Rope easier to break the longer it is?

In Stephen King’s novel “The Eyes of the Dragon”, a captive prince escapes from a tower prison with an improvised rope he has made. But the story goes on to say that he didn’t know that the longer a rope or cable is, the more likely it is to snap. Am I misinterpreting this? Obviously the longer a rope is, the more it weighs hanging from one end and therefore more likely to break. But the story made it sound like the length itself makes it easier to break, like a matter of leverage or something.

Homemade with what? If it was sheets tied together, I could see longer being a problem as there are more knots and there for more chances for a knot to come loose, but I get the feeling that’s not what’s being infered.

It’s been a few years, but I think he uses napkins.

Well if a rope has flaws in it that reduce its tensile strength, and those flaws occur at an average density of one every X feet, and the severity of those flaws varies according to, say, a Bell curve, then yes. The longer the rope is, the more likely it is to have a flaw on the weakest end of the curve, and the more likely it is to fail.

Ages since I read the book, but I think he made the rope using a tiny loom in a replica of a castle or something, out of threads he frayed off the edges of his napkins. Or something like that.

Coolest thing I got from that book was the fact that if you breathe very deeply for about a minute or so, you flood your body with oxygen and can hold your breath for a really long time. I’m a smoker and topped 2 1/2 minutes I think.

It’s been at least a decade or so since I’ve read the book. I think Gorsnak is correct in that he created a rope from threads of fabric from his napkins.

I remember reading somewhere that Eyes of the Dragon was almost named “Napkins” instead.

Wow. Good thing they made the change; “Napkins” just doesn’t have the same ring to it.

Funny - I knew that the OP involved The Eyes of the Dragon before I even opened the thread.

Yes, Peter uses napkins, but yes, he weaves himself a rope from threads he pulls from each napkin - he doesn’t tie the napkins together to make a rope.

I don’t know about the question, but perhaps the thickness of the rope also has something to do with it? Peter’s rope is very slender, and while it can support his weight at very short lengths, perhaps it’s not as capable at doing so at longer lengths. Remember, as the rope gets longer, it not only has to support Peter’s weight, but also its own weight. The rope’s own weight might not be much (as I said, it is slender), but it might be enough to push it over the breaking point.

A rope, long or short, is only as strong as its weakest “link”/“strand”.

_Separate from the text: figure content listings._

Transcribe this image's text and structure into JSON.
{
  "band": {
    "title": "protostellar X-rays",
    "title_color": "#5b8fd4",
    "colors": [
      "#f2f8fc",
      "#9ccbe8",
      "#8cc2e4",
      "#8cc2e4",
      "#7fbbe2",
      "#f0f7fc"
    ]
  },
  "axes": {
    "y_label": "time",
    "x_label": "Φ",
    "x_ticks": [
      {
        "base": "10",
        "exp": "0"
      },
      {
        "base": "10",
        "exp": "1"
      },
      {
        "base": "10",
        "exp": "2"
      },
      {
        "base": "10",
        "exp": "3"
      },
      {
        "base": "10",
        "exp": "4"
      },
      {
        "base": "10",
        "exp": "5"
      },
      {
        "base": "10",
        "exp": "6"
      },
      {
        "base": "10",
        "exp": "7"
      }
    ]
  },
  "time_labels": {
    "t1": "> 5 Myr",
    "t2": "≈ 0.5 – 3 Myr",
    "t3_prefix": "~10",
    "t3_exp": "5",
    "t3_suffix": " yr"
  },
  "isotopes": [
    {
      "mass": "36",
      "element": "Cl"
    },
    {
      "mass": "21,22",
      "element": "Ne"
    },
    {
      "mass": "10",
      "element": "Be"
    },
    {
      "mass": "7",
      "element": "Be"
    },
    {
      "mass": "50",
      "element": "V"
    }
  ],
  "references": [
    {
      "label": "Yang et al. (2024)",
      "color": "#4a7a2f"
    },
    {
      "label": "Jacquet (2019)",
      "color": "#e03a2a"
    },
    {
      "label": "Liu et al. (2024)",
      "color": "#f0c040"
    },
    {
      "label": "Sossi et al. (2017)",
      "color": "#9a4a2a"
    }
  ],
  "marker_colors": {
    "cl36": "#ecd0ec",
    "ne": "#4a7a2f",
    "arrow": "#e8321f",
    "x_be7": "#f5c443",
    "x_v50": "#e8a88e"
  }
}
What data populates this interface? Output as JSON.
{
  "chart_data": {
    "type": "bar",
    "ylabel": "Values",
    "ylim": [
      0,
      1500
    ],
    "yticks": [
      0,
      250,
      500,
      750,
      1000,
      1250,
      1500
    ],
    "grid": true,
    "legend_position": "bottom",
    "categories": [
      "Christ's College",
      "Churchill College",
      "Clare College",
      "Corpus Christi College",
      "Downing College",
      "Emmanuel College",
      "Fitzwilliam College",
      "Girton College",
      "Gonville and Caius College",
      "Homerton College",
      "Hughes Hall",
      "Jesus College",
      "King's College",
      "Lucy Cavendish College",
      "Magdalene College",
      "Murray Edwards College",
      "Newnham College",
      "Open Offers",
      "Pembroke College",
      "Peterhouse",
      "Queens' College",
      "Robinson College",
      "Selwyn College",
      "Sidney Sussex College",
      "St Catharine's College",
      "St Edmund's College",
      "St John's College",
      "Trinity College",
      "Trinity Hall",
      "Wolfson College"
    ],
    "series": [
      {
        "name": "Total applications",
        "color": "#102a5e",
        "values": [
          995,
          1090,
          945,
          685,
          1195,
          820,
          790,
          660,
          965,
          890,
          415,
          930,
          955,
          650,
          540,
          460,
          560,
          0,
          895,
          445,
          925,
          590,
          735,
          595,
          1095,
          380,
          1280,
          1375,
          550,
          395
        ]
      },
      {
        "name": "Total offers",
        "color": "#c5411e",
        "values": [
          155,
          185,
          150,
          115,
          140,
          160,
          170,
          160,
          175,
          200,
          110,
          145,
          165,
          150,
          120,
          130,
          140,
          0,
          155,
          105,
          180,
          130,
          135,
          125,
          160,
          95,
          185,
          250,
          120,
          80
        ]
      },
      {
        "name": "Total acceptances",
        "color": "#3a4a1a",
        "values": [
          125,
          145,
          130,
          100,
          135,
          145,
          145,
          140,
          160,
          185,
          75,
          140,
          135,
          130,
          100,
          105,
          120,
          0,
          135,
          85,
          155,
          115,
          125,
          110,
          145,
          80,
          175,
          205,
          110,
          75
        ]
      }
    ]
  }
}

I’m pretty sure he has that backwards.

Assuming the guy is stationary, hanging from the end of the rope:

A longer rope spreads the force of the hanging princeling over a greater area. I remember an experiment I did a long time back in which we played around with Hooke’s Law by hanging weights on the end of a spring, and the longer the spring, the more weight it took to reach its plastic limit.

Of course, the rope isn’t homogenous like a steel spring, so maybe you need a textile engineer to answer this one.

The rope has weight of it’s own – a long rope adds it’s own weight to the total load supported. I don’t know how long his rope was, but that could be the problem. Say max load for a rope is 200#, and the rope weighs 1# per 25’. The maximum length depends upon the weight of the man. A 150# man could use a 1250’ rope. A 180# man could only use 500 feet.

This sounds really interesting. How long was he in prison? Even with three meals a day it seems like it would take him years to make a rope of any significant thickness or length.

It also seems like they must’ve had a circulation of thousands, if not tens of thousands of napkins for him to take little enough of each one so that they didn’t notice their napkins shrinking. How many prisoners were in that prison?

And what kind of prison gives its inmates cloth napkins, anyway? I only get the damn things once a year (the day after tomorrow, in fact.)

It’s been years since I read it, but I’ll give this a shot…

Oh, and Spoilers Ahead.

Years. Many, many years.

Just him. It was the typical “fairy tale-style high tower”. He had to pull just a thread or two off of each napkin, lest his guards catch on. Ironically, he never realized that no one gave a rats ass about the napkins, and he could’ve used the whole damn thing if he chose.

That kind that imprisions royalty in a high tower. I forget the details, but he was a prince or some such. IIRC correctly, his two demands for giving himself up were: 1) the royal cloth napkins with his meals, and 2) his dollhouse (thereby giving him access to the tiny loom).

Ropes are subject to legends just like everything else. For example, some people claimed that a rattlesnake will not cross a rope made of horse hair. So if a rattlesnake is ever chasing you just surround it with your horsehair rope and you are safe.

My father also told me that when he was young the story was that you could hold a horse on 100’ of rope no matter how much he tried to pull away. It just so happened one time that a neighbor had replaced the hay rope in his barn had still had the old one. Such ropes are about 1"diameter and about 100’ long. So they tied the old rope around a horse’s neck, had the strongest guy in the neighborhood sit and brace his feet against the bank of a creek and started the horse who leaned forward and pulled the guy to a standing position and walked off with him.